A MÁSCARA E A PANDEMIA

Cunha e Silva Filho

Ainda não me acostumei com as pessoas e comigo mesmo tendo que usar as máscaras contra a Covid-19 e outros derivados e assemelhados, ou seja, tipos variados de gripes infestando todo mundo. Até em casa, por vezes usamos as máscaras.

Basta ver alguém que entre, por alguma razão do cotidiano, em meu apartamento para ficarmos  com  as mássaras nos rostos. Já faz parte desse cotidiano.  Eu fico um pouco estranho, tanto quanto o mundo atual globalizado, pessimamente neoliberal e sangrento em guerra que se está arrastando na Ucrânia sem dó nem piedade,   vendo as pessoas ainda nas ruas e em ambientes interiores com a máscara.

Me sinto surreal, pois enquanto uso a máscara, pessoas há que não a usam e de todas as idades. O uso da máscara virou um laissez-faire, cada um faz o que quer e o que não quer. E esse momento histórico mundial “estranho” pelo qual estamos passando, me parece igual. Tudo se equalizou, sobretudo nos aspectos mais perversos.

Li um artigo formidável (na acepção que ainda tem esse vocábulo, não no seu sentido etimológico) publicado por um executivo de alta experiência em jornal de larga circulação que a vida contemporânea global transformou a “exceção” (termo dele) em regra. E penso que ele tem plena razão. Seria como se ele pretendesse provar que o errado hoje é o certo. Acabou-se, pois, o que para maioria das pessoas era certo. Porém, ao mesmo tempo, instalou-se o reinado dos interditos.

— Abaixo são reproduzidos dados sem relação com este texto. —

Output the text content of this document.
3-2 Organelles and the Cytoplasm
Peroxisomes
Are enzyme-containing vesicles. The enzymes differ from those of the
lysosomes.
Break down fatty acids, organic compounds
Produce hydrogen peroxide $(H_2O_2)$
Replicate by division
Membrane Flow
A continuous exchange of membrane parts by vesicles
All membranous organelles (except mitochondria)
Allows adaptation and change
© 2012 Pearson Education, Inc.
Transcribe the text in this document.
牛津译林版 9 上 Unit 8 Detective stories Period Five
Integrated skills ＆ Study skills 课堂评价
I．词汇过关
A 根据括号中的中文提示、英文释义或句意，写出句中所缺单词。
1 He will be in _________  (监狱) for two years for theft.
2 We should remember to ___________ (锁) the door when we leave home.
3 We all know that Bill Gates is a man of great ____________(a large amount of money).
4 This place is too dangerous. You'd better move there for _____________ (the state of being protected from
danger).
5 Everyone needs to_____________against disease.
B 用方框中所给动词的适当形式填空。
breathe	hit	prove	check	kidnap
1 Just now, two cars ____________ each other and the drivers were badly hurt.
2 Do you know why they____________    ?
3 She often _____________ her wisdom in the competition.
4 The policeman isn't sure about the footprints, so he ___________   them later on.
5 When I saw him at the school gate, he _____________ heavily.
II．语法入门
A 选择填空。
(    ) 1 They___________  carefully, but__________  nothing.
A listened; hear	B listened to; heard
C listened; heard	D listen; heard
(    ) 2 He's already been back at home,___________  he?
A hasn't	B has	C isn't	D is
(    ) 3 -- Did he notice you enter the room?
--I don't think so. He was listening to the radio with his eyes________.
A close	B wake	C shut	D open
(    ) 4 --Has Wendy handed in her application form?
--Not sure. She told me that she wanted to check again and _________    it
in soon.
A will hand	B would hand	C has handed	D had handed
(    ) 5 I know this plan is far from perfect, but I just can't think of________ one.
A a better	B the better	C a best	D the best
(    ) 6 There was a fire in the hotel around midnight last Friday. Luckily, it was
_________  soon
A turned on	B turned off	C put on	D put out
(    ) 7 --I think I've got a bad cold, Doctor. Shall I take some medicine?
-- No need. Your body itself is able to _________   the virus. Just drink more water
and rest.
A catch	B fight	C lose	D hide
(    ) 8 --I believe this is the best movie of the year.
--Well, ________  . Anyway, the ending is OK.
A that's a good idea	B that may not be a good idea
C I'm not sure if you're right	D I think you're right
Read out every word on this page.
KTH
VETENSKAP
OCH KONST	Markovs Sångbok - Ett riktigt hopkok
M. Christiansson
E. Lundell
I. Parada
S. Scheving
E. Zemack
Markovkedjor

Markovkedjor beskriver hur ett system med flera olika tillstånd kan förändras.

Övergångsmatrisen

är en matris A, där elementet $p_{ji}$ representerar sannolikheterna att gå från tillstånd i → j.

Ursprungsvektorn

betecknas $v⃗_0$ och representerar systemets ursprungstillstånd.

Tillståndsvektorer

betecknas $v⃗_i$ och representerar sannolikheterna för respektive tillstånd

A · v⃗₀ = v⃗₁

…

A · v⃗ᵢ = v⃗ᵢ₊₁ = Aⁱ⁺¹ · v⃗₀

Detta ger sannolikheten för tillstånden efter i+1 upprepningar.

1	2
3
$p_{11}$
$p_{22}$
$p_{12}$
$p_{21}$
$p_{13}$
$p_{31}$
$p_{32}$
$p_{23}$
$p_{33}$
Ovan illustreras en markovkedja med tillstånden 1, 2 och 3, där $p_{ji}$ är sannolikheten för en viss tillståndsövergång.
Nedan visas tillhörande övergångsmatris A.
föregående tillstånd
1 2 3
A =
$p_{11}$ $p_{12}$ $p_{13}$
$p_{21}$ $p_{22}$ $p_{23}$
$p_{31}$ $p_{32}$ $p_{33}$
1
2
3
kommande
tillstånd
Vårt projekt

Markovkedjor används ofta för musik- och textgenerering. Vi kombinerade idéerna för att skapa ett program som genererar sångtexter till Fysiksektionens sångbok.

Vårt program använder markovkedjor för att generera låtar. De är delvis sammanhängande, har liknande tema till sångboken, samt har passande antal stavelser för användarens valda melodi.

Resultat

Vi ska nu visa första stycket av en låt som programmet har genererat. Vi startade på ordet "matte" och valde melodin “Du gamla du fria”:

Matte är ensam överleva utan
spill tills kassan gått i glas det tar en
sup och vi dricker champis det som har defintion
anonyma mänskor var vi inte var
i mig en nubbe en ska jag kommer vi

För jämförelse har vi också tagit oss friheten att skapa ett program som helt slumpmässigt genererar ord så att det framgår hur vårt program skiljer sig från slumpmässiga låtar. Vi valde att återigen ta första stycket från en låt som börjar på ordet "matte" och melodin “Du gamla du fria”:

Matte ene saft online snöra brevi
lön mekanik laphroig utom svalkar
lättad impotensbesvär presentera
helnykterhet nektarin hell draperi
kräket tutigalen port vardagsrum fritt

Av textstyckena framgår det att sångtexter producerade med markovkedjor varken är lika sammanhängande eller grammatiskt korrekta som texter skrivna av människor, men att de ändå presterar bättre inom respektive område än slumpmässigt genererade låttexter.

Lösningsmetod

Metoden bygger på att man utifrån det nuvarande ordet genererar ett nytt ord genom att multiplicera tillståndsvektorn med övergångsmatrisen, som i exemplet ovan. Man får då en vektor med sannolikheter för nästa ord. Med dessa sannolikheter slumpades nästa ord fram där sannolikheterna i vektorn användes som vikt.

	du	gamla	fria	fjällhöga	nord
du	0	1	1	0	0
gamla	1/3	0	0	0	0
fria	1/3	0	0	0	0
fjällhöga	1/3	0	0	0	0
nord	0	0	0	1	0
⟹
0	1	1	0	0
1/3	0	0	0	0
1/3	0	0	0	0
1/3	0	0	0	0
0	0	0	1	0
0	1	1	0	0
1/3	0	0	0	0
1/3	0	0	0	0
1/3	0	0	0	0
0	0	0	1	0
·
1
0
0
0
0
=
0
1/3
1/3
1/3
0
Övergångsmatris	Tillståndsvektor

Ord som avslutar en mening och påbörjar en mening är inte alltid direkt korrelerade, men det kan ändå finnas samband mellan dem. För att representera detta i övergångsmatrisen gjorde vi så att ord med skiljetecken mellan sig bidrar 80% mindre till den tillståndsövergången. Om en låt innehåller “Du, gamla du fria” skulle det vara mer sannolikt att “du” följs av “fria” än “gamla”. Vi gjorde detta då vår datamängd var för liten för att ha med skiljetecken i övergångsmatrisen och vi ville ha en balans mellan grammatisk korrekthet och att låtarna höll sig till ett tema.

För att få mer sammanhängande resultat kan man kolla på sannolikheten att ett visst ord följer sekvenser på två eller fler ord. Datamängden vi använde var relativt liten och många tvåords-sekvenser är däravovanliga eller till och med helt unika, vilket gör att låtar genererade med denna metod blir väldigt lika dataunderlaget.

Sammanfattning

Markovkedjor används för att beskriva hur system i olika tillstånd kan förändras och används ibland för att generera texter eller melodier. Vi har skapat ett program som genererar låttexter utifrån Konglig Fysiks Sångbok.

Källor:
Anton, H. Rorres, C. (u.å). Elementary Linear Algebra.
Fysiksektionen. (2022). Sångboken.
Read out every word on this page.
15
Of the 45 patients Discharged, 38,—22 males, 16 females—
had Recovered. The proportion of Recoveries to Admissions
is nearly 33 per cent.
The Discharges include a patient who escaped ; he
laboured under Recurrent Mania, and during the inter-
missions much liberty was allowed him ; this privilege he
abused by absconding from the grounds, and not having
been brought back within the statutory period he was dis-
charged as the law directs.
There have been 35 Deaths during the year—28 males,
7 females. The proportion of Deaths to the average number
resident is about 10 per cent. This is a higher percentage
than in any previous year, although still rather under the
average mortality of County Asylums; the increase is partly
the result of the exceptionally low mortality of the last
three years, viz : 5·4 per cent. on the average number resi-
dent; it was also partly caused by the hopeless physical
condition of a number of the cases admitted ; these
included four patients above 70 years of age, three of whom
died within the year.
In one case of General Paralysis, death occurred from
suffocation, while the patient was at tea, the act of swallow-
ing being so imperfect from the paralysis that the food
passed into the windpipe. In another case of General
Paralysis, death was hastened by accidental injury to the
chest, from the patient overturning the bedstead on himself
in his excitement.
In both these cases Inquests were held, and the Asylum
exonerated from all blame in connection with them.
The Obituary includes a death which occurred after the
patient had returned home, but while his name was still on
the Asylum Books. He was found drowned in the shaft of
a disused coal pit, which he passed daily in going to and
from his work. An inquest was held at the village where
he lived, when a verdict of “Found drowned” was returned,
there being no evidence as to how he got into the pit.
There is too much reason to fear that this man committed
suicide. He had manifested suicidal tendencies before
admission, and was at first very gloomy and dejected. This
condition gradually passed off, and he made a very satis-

As palavras hoje são “perigosas” me lembrando da Guimarães Rosa ao aludir à vida. Ao tempo que quase tudo se judicializou, tudo virou impunidade em outros domínios da vida social: a criminalidade, a polarização partidária em escala hedionda, a degeneração do tecido social, a politicalha crônica, os efeitos apocalípticos do aquecimento global, a doideira das mudanças climáticas e das características das quatro estações, as maldades globais das fake News. E de tantos outros males da (in)civilização do homem contemporâneo.

Daí o escape aos saudosismos dos mais antigos. Basta ver que, por exemplo, na  mídia social Facebook, a quantidade enorme de postagens relacionadas às coisas antigas em todas as usas manifestações culturais, sociais, no campo da arquitetura das construções, dos lugares mais belos de antigamente que, hoje, ficaram meio insossos. Pelas fotografias (adoro fotografias, sobretudo antigas) mais variadas e de extrema beleza retomamos um legado que nos compensa do presente aborrecido e sem graça.

Como, após essa breve digressão, não mudando a perspectiva desta crônica, me acostumar a não ver as pessoas, sobretudo tendo em conta os sorrisos que tanto nos agradam no ser humano na inteireza de seus rostos? E pros pretendentes a namorados? Como fica aquele primeiro instante no qual pode surgir um possível amor à primeira vista se a moça ou o moço estão mascarados?

O amor não nasce pela metade ou pela ocultação de parte do rosto humano. E a boca é parte considerável da atração física. Sem o contorno da boca no seu todo estético, fica incompleto um belo rosto abafado até um pouco abaixo dos olhos.

A máscara deve ser usada sempre até que se debele a Covid-19 e outros derivados letais. Contudo, enfatizo, como ficam estranhos, nossos rostos mascarados espalhados pelos mundo afora!

A pandemia desfigurou o mundo, infelizmente, globalizado. Não podemos nos sentir os mesmos depois desse mal universal. O número gigantesco das vítimas mexeu negativamente com todas as nossas fibras interiores, mudou muito do lado alegre da humanidade pré-pandemia. Os seres humanos não serão mais os mesmos após essa catástrofe. Será que haverá ainda tempo possível de nossa antiga alegria depois de assistirmos a tantas ausências queridas provocadas pelo vírus maldito? Não, não seremos mais os mesmos. As cicatrizes serão duradouras e irreversíveis.